Salmon Fishing is about to get under way when the river opens up on July 1. This video is a quick report on the current conditions as well as my predictions for the coming salmon season.
Hi @petrhermanadventures9509, thanks for this update. I've purchased my non-tidal license for the first time in a decade. Watching your videos will help me understand the Vedder/Chilliwack River systems. Great knowledge and invaluable tips. Good luck this fishing season. Blessings.
Thank you for the kind comment, for sure there will be a few snorkeling vids coming up, but I haven't actually been in the river yet this year, just Cultus.
Thanks for your thoughts. Seems to be about what I'm thinking as well. Will really be interesting to see how many Pinks there are with the flooding events that occured. Hope we are surprised, but hard to believe after seeing how that river changed and totally went through the mixer.
I guess very little is known about how such floods affect the stocks. I would bet that naturally they always recover after a decade or two, which seems like a long time to us humans. Pinks are also good colonizers because they tend to stray a lot. Apparently they have colonized the arctic rivers pretty quickly now that it's warmer up there.
In the Vedder there are only rainbows and cutthroat. There are also coho smolts. We don't have brook or brown trout. Thanks for the comment, I appreciate the report.
I really enjoy your posts…. As an Ontario angler with our river trout and salmon fishery is generally a spring and fall experience, as we have hot summers and don’t have that cold mountain spring water cooling the water as much. Do you know the pinks were wiped out?, maybe they have an adaptation strategy for floods, just curious no idea myself.
Time will tell, the whole river changed course in many places, it really was a 100 year flood. I know for sure that one of the adaptation strategies for pinks is that they don't all return to their natal stream. About 5% wander to find new ground. This allows them to re-populate, but also only works on 100 year time spans.
Hi Petr, enjoying your posts all the time! Hope there will be more as we are officially in VEDDER season! :) Question for you! I am with 6 yrs old + 8 yrs old kiddo who absolutely love to fish @ Vedder.
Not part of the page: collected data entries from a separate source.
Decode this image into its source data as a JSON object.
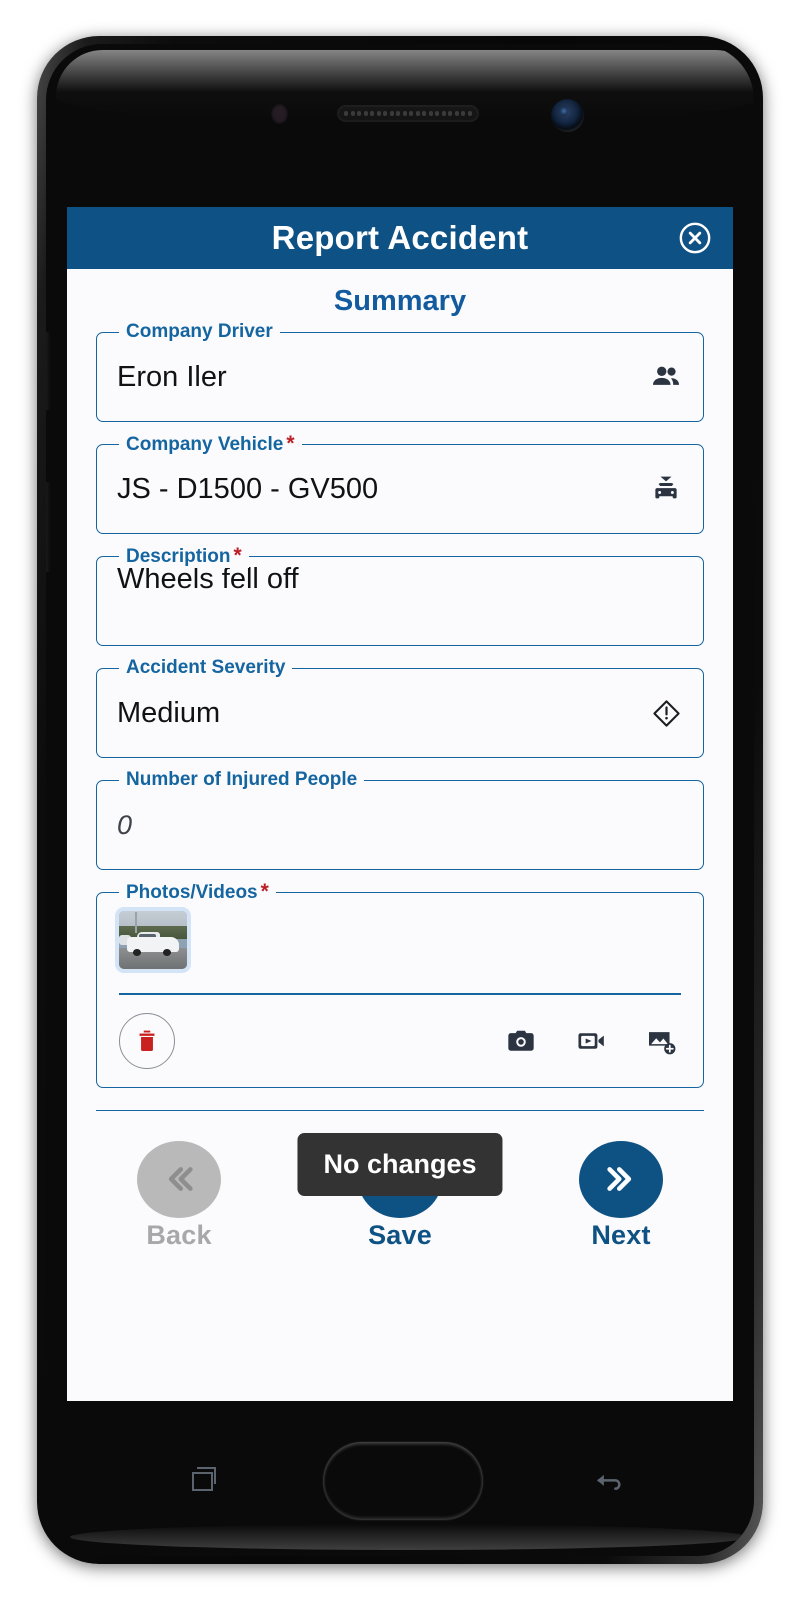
{
  "device": {
    "nav": {
      "recent_apps": "recent-apps",
      "home": "home-button",
      "back": "back-button"
    }
  },
  "app": {
    "header": {
      "title": "Report Accident",
      "close_icon": "close-circle-icon"
    },
    "page_title": "Summary",
    "fields": [
      {
        "key": "company_driver",
        "label": "Company Driver",
        "required": false,
        "value": "Eron Iler",
        "is_placeholder": false,
        "icon": "people-icon"
      },
      {
        "key": "company_vehicle",
        "label": "Company Vehicle",
        "required": true,
        "value": "JS - D1500 - GV500",
        "is_placeholder": false,
        "icon": "taxi-car-icon"
      },
      {
        "key": "description",
        "label": "Description",
        "required": true,
        "value": "Wheels fell off",
        "is_placeholder": false,
        "icon": ""
      },
      {
        "key": "accident_severity",
        "label": "Accident Severity",
        "required": false,
        "value": "Medium",
        "is_placeholder": false,
        "icon": "warning-diamond-icon"
      },
      {
        "key": "number_of_injured_people",
        "label": "Number of Injured People",
        "required": false,
        "value": "0",
        "is_placeholder": true,
        "icon": ""
      }
    ],
    "photos": {
      "label": "Photos/Videos",
      "required": true,
      "thumbnail_alt": "white pickup truck in parking lot",
      "delete_icon": "trash-icon",
      "actions": [
        {
          "key": "take_photo",
          "icon": "camera-icon"
        },
        {
          "key": "record_video",
          "icon": "video-camera-icon"
        },
        {
          "key": "add_from_gallery",
          "icon": "add-image-icon"
        }
      ]
    },
    "bottom_nav": {
      "back": {
        "label": "Back",
        "icon": "double-chevron-left-icon",
        "disabled": true
      },
      "save": {
        "label": "Save",
        "icon": "save-icon",
        "disabled": false
      },
      "next": {
        "label": "Next",
        "icon": "double-chevron-right-icon",
        "disabled": false
      }
    },
    "toast": "No changes",
    "colors": {
      "header_blue": "#0e5285",
      "accent_blue": "#1565a0",
      "title_blue": "#115b9e",
      "required_red": "#bb2026",
      "trash_red": "#c9211f",
      "disabled_gray": "#b9b9b9",
      "toast_bg": "#333333"
    }
  }
}
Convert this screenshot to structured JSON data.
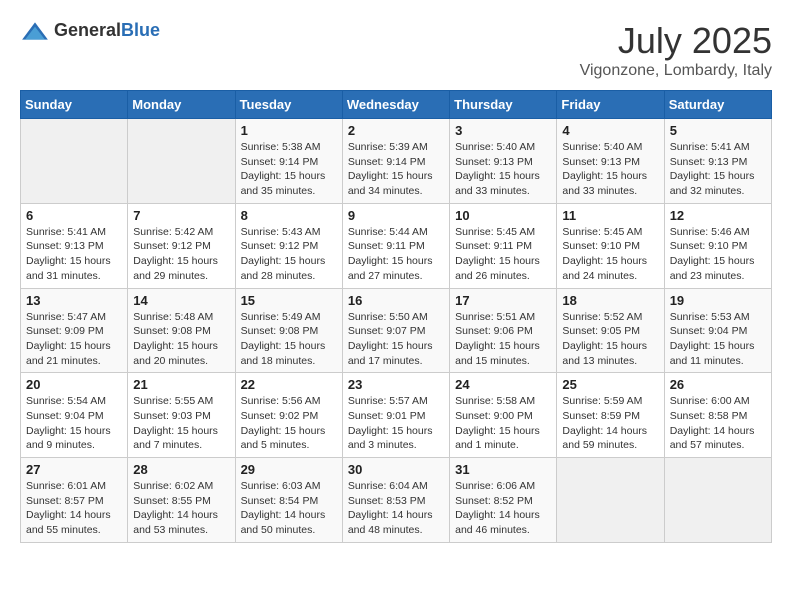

In fact, we were there on July 1st @ our usual location, Lickman Rd; very easy access and nothing too challenging for kids to approach the water. Kids learn how to catch trouts and let them go home safely. :) For some reason, however, Lickman Rd did not seem to have very good 'points / spots' for fishing this year. We ended up catching only a couple. Do you have any suggestion for family fishing location @ Vedder? Thank you! :)
I took my daughter out for trout a couple of times as well and we didn't catch anything over 6 inches. Some years a bigger percentage of the smolts migrate out. If you wander downstream from your normal spot about one kilometer, there are some nice runs to fish, almost at Hopedale road, but from the south side.
We're in the middle of the fall chinook run right now. I've landed 13 so far, and things will only get better for the next week or two. The peak of the chinook run is end of Sseptember, but some continue to come in till end of October.
Yeah, sorry, but no. Anglers do more for salmon conservation than any other group or people. Sure we kill some too, but the two things are not the opposite, they are the same.